The real frustration for me was always that I often “drifted” through days with no scheduled activities… and then was really frustrated in the evening when I didn’t do what I wanted to have done. Even worse, once I then sat down and started to do things, I had lots of ideas. These ideas were great – but then it I kept on not acting on them, as actually I ran out of time again – or forgot them by the next time I actually sat down and did something.
Eventually I found out that the only way to overcome that problem was to overcome my resistance to scheduling… and also be easy with myself when it came to not quite making the schedule.
Of course now my schedule is even freer: Since moving and being a “free man”, I can basically schedule around as much as I want. But to be honest, that also makes the issue of actually scheduling a bit harder… because now it has become super flexible, and that can be a challenge.

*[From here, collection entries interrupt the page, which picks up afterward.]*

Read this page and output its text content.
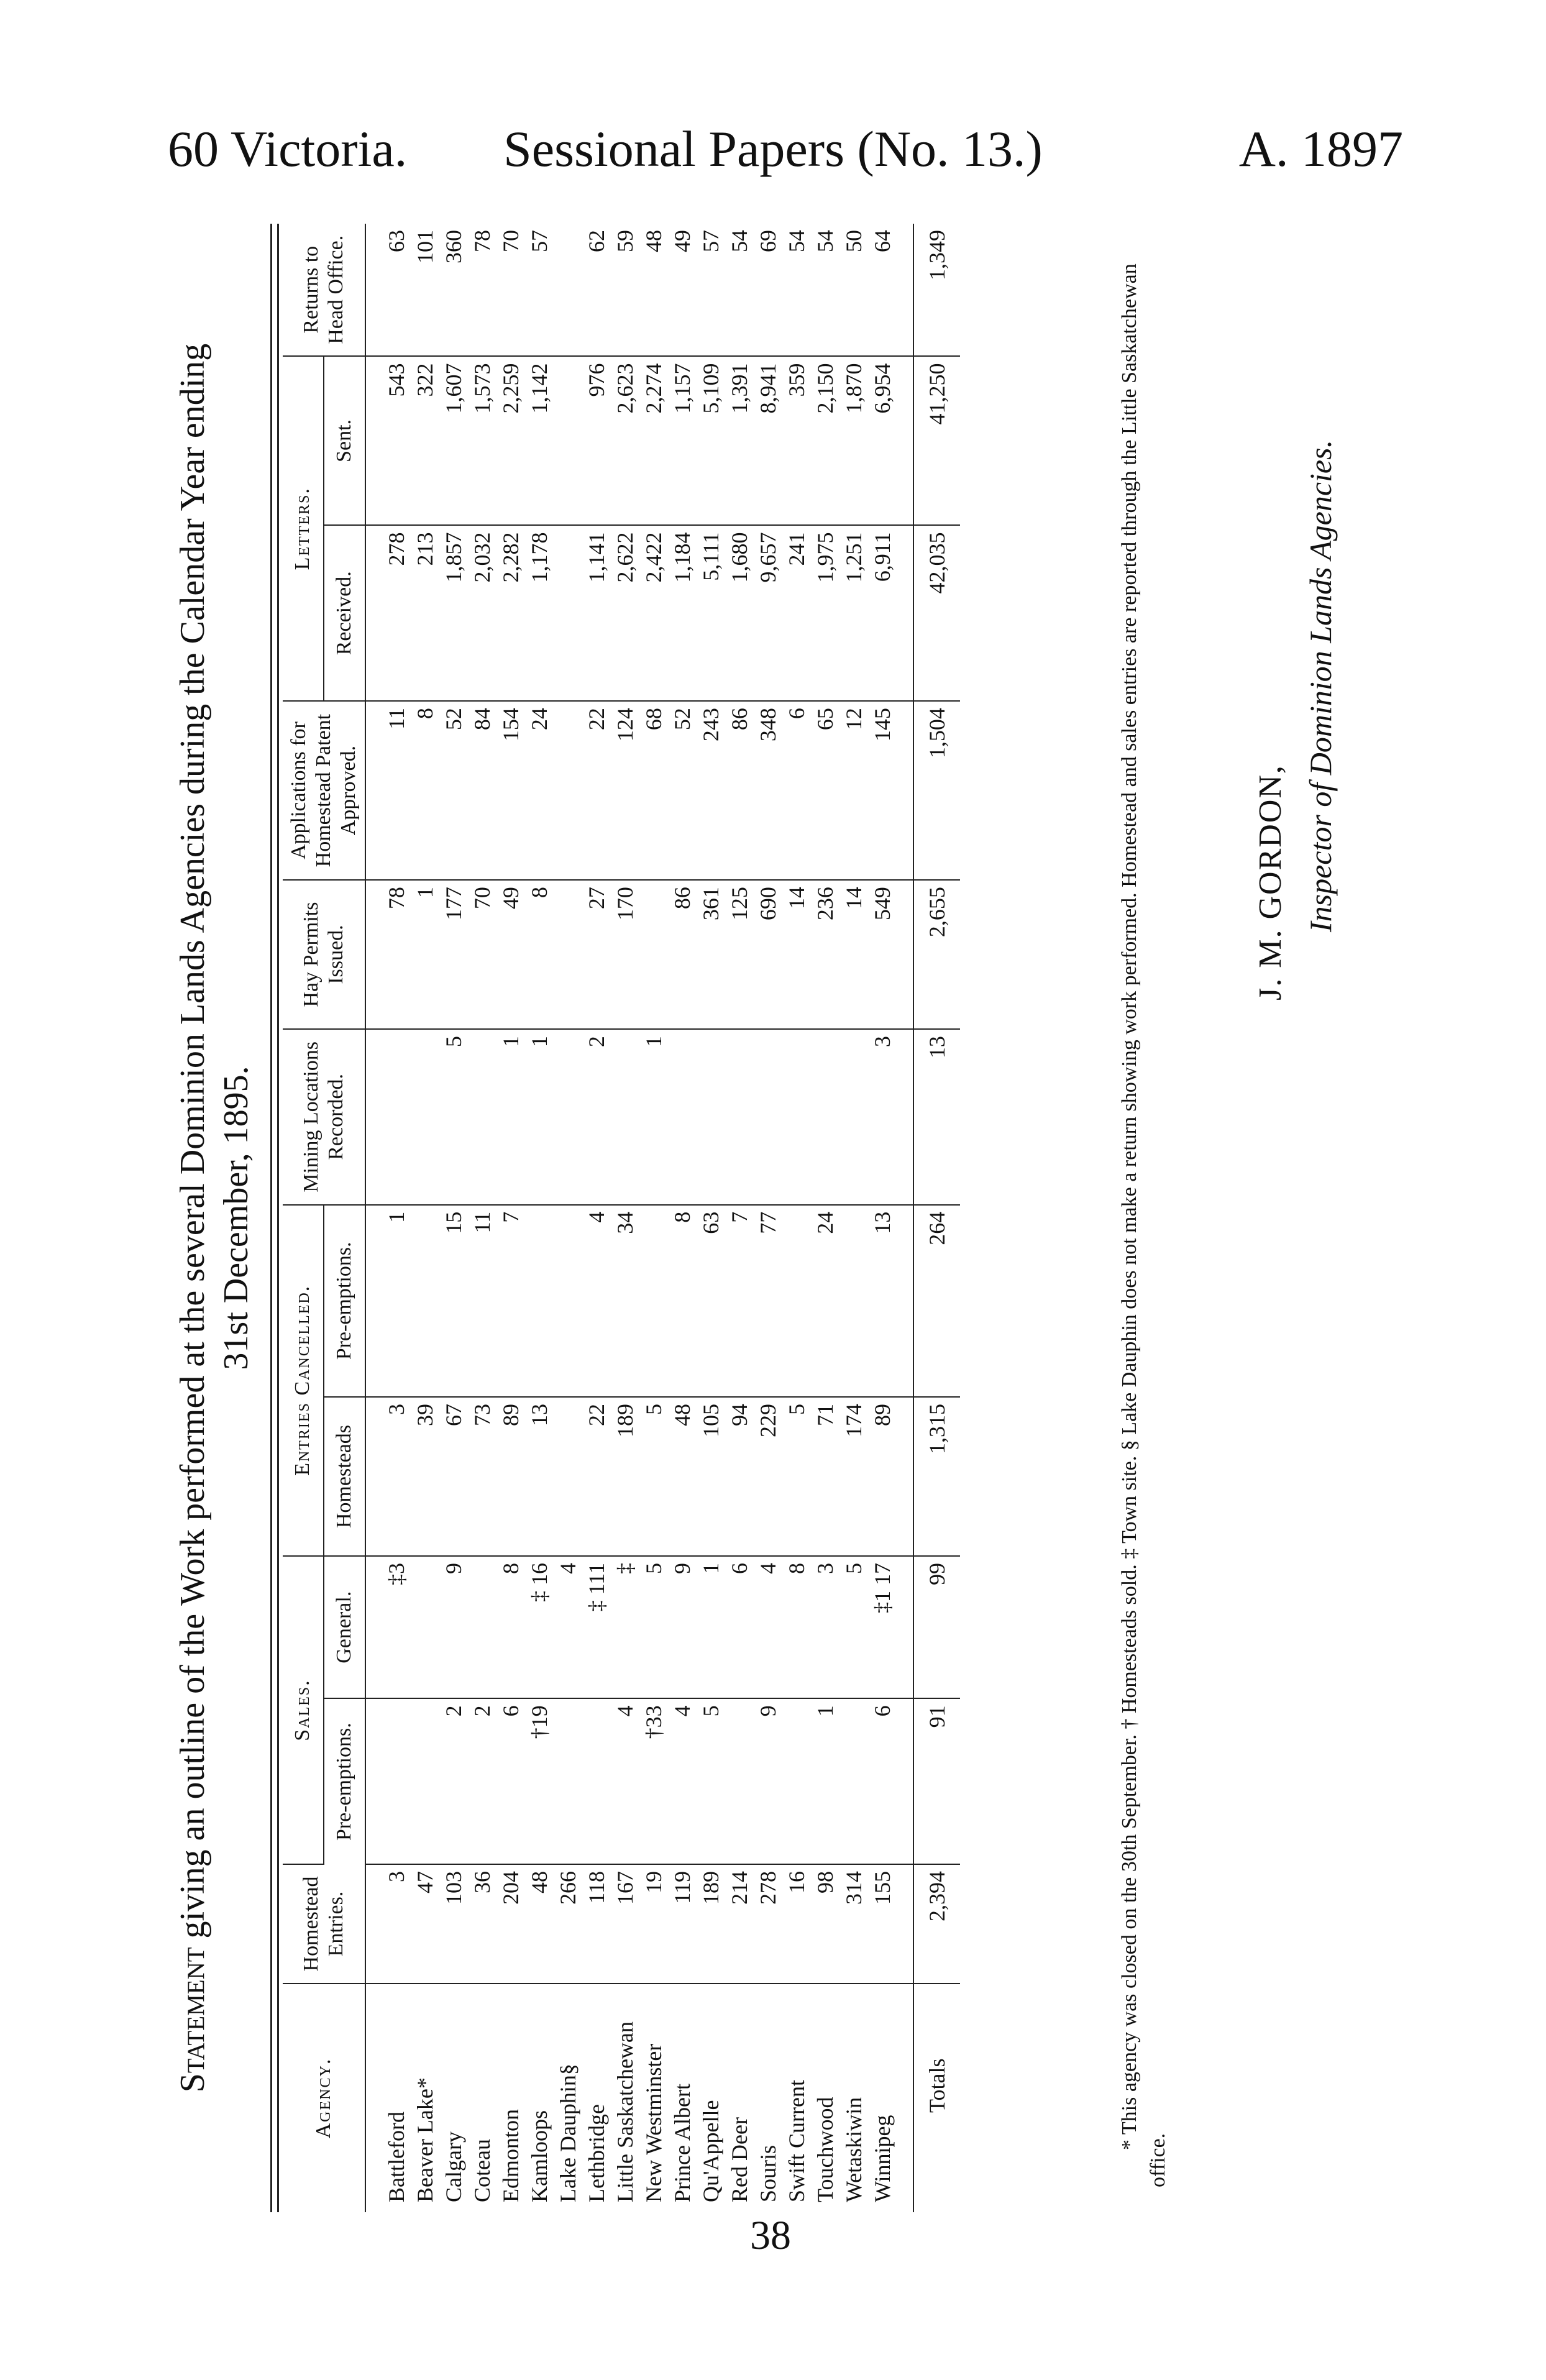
60 Victoria.	Sessional Papers (No. 13.)	A. 1897
38
Statement giving an outline of the Work performed at the several Dominion Lands Agencies during the Calendar Year ending 31st December, 1895.
Agency.	Homestead Entries.	Sales.		Entries Cancelled.		Mining Locations Recorded.	Hay Permits Issued.	Applications for Homestead Patent Approved.	Letters.		Returns to Head Office.
		Pre-emptions.	General.	Homesteads	Pre-emptions.				Received.	Sent.	
Battleford	3		‡3	3	1		78	11	278	543	63
Beaver Lake*	47			39			1	8	213	322	101
Calgary	103	2	9	67	15	5	177	52	1,857	1,607	360
Coteau	36	2		73	11		70	84	2,032	1,573	78
Edmonton	204	6	8	89	7	1	49	154	2,282	2,259	70
Kamloops	48	†19	‡ 16	13		1	8	24	1,178	1,142	57
Lake Dauphin§	266		4								
Lethbridge	118		‡ 111	22	4	2	27	22	1,141	976	62
Little Saskatchewan	167	4	‡	189	34		170	124	2,622	2,623	59
New Westminster	19	†33	5	5		1		68	2,422	2,274	48
Prince Albert	119	4	9	48	8		86	52	1,184	1,157	49
Qu'Appelle	189	5	1	105	63		361	243	5,111	5,109	57
Red Deer	214		6	94	7		125	86	1,680	1,391	54
Souris	278	9	4	229	77		690	348	9,657	8,941	69
Swift Current	16		8	5			14	6	241	359	54
Touchwood	98	1	3	71	24		236	65	1,975	2,150	54
Wetaskiwin	314		5	174			14	12	1,251	1,870	50
Winnipeg	155	6	‡1 17	89	13	3	549	145	6,911	6,954	64
Totals	2,394	91	99	1,315	264	13	2,655	1,504	42,035	41,250	1,349
* This agency was closed on the 30th September. † Homesteads sold. ‡ Town site. § Lake Dauphin does not make a return showing work performed. Homestead and sales entries are reported through the Little Saskatchewan office.
J. M. GORDON, Inspector of Dominion Lands Agencies.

Especially as I’m not just trying to have a nice and relaxing time, but actually want to do a lot of things.
The way I went about trying to cope with that flexibility was to actually make long lists of everything. They are great not only because I tend to be good at finding things out – but I’m even better at forgetting what I found! So I often spend a lot of time looking up the same information. Now things are a little easier: I can go back to my list of things or places, and slot them into my schedule. For example, I have a list of new places I want to explore for lunch (I know this sounds completely mad…. but… ). So when lunch time comes, I can look down the list and figure out where I want to eat that day. That gives me some flexibility, and at the same time, it also allows me to explore lots of new places. I know this sounds all a bit anally retentive, but I’m noticing just how much time I actually have to do the things I wanted to do – rather than doing the things that are easy (or even just doing nothing).
So now, I’m doing the schedule for the next day every evening before having dinner/doing something… I have read often advice that says do it before bed, but actually I found that a little difficult. Often I would forget by the time I’m home, or it just seemed like something I could quickly do the next morning. Therefore, I decided to move the scheduling towards the end of the “working day” (of course, sometimes I will still read or do things in the evening that are on the schedule!) This timing actually has two purposes: Firstly, I can think through what needs to be done the next day and pick what I want from my lists where necessary while it is relatively fresh in my mind… and secondly it actually gives me something to look forward to the next day. Generally I try to schedule tasks I don’t really like in the morning, and then a few more fun tasks in the afternoon. That way, my day gets better as we go along… and I can look forward to what is coming.
To be honest, the one thing I’m still struggling a bit with figuring out how to stick to my schedule… Not just because it is often hard to attribute a specific time for something. But actually I think that is ok. In the end, I’m still happier to be able to stick to 80% of what I had planned, rather than do nothing and then regret it afterwards. And at the end of the week I can still see that usually I have made massive progress on most of the things I wanted to do – so that really is the most important thing. And then, yes, I can really kick back and relax … and without the nagging feeling of “I should be doing this or that”… because if that feeling comes, I just put the culprit activity on a list, and I know it will be dealt with at some stage later.